Are you working on any exciting wine tourism projects in Rueda?

Producers have reopened their bodegas to welcome tourists, taking advantage of the fact that the region is situated on one of the main corridors that links Madrid with the north and north-west of Spain. Rueda has positioned itself as a major operator in the wine tourism sector, and is benefitting from the rise in rural tourism in Spain. We continue to support the Rueda Wine Route, as its founders.

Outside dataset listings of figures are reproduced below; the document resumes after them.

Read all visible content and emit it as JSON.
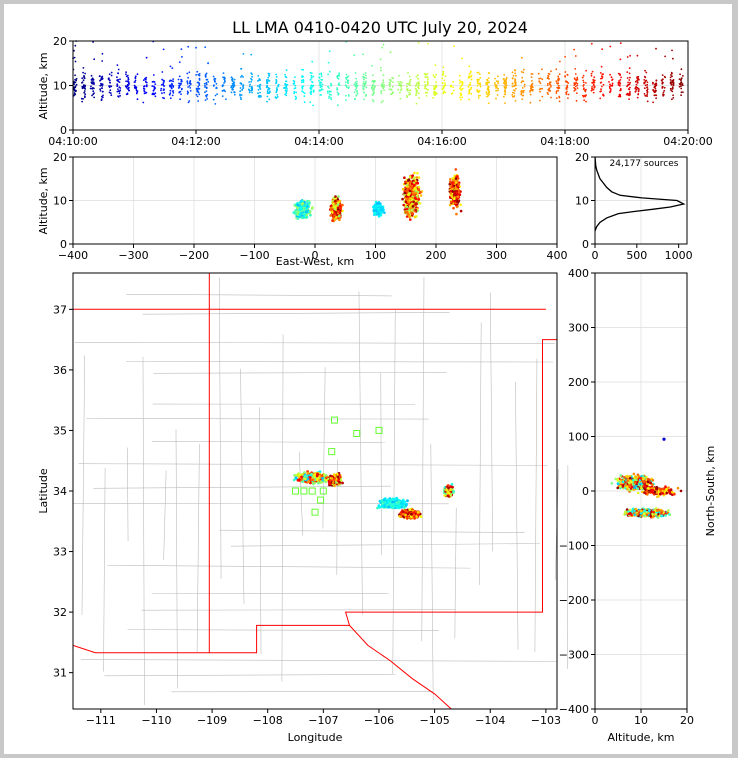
{
  "title": "LL LMA 0410-0420 UTC July 20, 2024",
  "colors": {
    "border": "#ff0000",
    "counties": "#bbbbbb",
    "grid": "#dddddd",
    "stations": "#66ff33"
  },
  "chart_data": [
    {
      "id": "time-height",
      "type": "scatter",
      "xlabel": "",
      "ylabel": "Altitude, km",
      "xlim": [
        "04:10:00",
        "04:20:00"
      ],
      "ylim": [
        0,
        20
      ],
      "xticks": [
        "04:10:00",
        "04:12:00",
        "04:14:00",
        "04:16:00",
        "04:18:00",
        "04:20:00"
      ],
      "yticks": [
        0,
        10,
        20
      ],
      "colormap": "jet (color = time)"
    },
    {
      "id": "ew-height",
      "type": "scatter",
      "xlabel": "East-West, km",
      "ylabel": "Altitude, km",
      "xlim": [
        -400,
        400
      ],
      "ylim": [
        0,
        20
      ],
      "xticks": [
        "−400",
        "−300",
        "−200",
        "−100",
        "0",
        "100",
        "200",
        "300",
        "400"
      ],
      "yticks": [
        0,
        10,
        20
      ],
      "clusters_x_km": [
        -20,
        40,
        160,
        230
      ]
    },
    {
      "id": "altitude-histogram",
      "type": "line",
      "annotation": "24,177 sources",
      "xlim": [
        0,
        1100
      ],
      "ylim": [
        0,
        20
      ],
      "xticks": [
        0,
        500,
        1000
      ],
      "yticks": [
        0,
        10,
        20
      ],
      "x": [
        0,
        20,
        60,
        140,
        280,
        480,
        700,
        900,
        1060,
        980,
        560,
        300,
        200,
        140,
        100,
        60,
        40,
        20,
        10,
        0
      ],
      "y": [
        3,
        4,
        5,
        6,
        7,
        7.5,
        8,
        8.5,
        9.2,
        10,
        10.6,
        11.2,
        12,
        13,
        14,
        15,
        16,
        17,
        18,
        20
      ]
    },
    {
      "id": "plan-view",
      "type": "scatter",
      "xlabel": "Longitude",
      "ylabel": "Latitude",
      "xlim": [
        -111.5,
        -102.8
      ],
      "ylim": [
        30.4,
        37.6
      ],
      "xticks": [
        "−111",
        "−110",
        "−109",
        "−108",
        "−107",
        "−106",
        "−105",
        "−104",
        "−103"
      ],
      "yticks": [
        "31",
        "32",
        "33",
        "34",
        "35",
        "36",
        "37"
      ],
      "stations": [
        [
          -106.8,
          35.17
        ],
        [
          -106.0,
          35.0
        ],
        [
          -106.4,
          34.95
        ],
        [
          -106.85,
          34.65
        ],
        [
          -107.2,
          34.0
        ],
        [
          -107.0,
          34.0
        ],
        [
          -107.05,
          33.85
        ],
        [
          -107.15,
          33.65
        ],
        [
          -107.35,
          34.0
        ],
        [
          -107.5,
          34.0
        ]
      ]
    },
    {
      "id": "ns-height",
      "type": "scatter",
      "xlabel": "Altitude, km",
      "ylabel": "North-South, km",
      "xlim": [
        0,
        20
      ],
      "ylim": [
        -400,
        400
      ],
      "xticks": [
        0,
        10,
        20
      ],
      "yticks": [
        "−400",
        "−300",
        "−200",
        "−100",
        "0",
        "100",
        "200",
        "300",
        "400"
      ]
    }
  ]
}
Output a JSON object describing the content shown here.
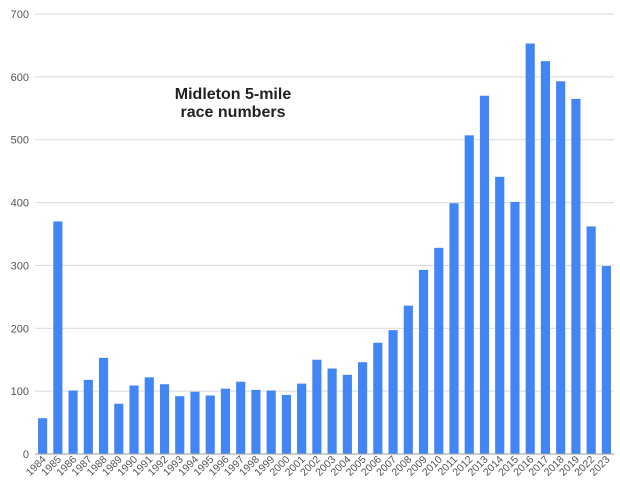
{
  "chart_data": {
    "type": "bar",
    "title_lines": [
      "Midleton 5-mile",
      "race numbers"
    ],
    "xlabel": "",
    "ylabel": "",
    "ylim": [
      0,
      700
    ],
    "yticks": [
      0,
      100,
      200,
      300,
      400,
      500,
      600,
      700
    ],
    "grid": true,
    "legend": "none",
    "bar_color": "#4285f4",
    "categories": [
      "1984",
      "1985",
      "1986",
      "1987",
      "1988",
      "1989",
      "1990",
      "1991",
      "1992",
      "1993",
      "1994",
      "1995",
      "1996",
      "1997",
      "1998",
      "1999",
      "2000",
      "2001",
      "2002",
      "2003",
      "2004",
      "2005",
      "2006",
      "2007",
      "2008",
      "2009",
      "2010",
      "2011",
      "2012",
      "2013",
      "2014",
      "2015",
      "2016",
      "2017",
      "2018",
      "2019",
      "2022",
      "2023"
    ],
    "values": [
      57,
      370,
      101,
      118,
      153,
      80,
      109,
      122,
      111,
      92,
      99,
      93,
      104,
      115,
      102,
      101,
      94,
      112,
      150,
      136,
      126,
      146,
      177,
      197,
      236,
      293,
      328,
      399,
      507,
      570,
      441,
      401,
      653,
      625,
      593,
      565,
      362,
      299
    ]
  }
}
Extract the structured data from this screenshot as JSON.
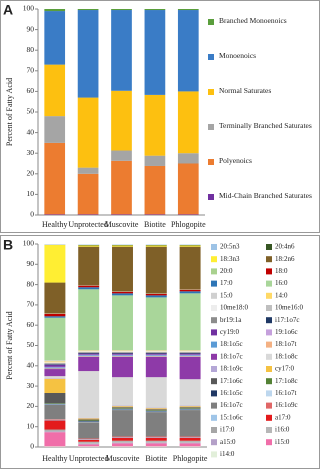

How about new product releases?

Our Gran Vino de Rueda project continues to be a priority, which is now in its second year, with more wineries joining the category. The wines in this category are destined for ageing (vinos de guarda), and have to have a minimum of one year’s ageing from harvest. As a result, they are made and marketed differently. Throughout 2022 we will see more wines being launched in this category.

And finally… is the future bright for Spanish fine wine?

The quality of Spanish wines is increasingly gaining recognition internationally and this is something to celebrate. There is no doubt that our wines are being placed alongside the greatest wines globally. Spain stopped being a bulk wine producer many years ago in order to focus on quality wines, together with the Denomination of Origin classification, which plays and important role in guaranteeing the continued quality of our wines and putting provenance first. We are positioning the Wines from Spain brand where it deserves to be – competing with the best wines in the world.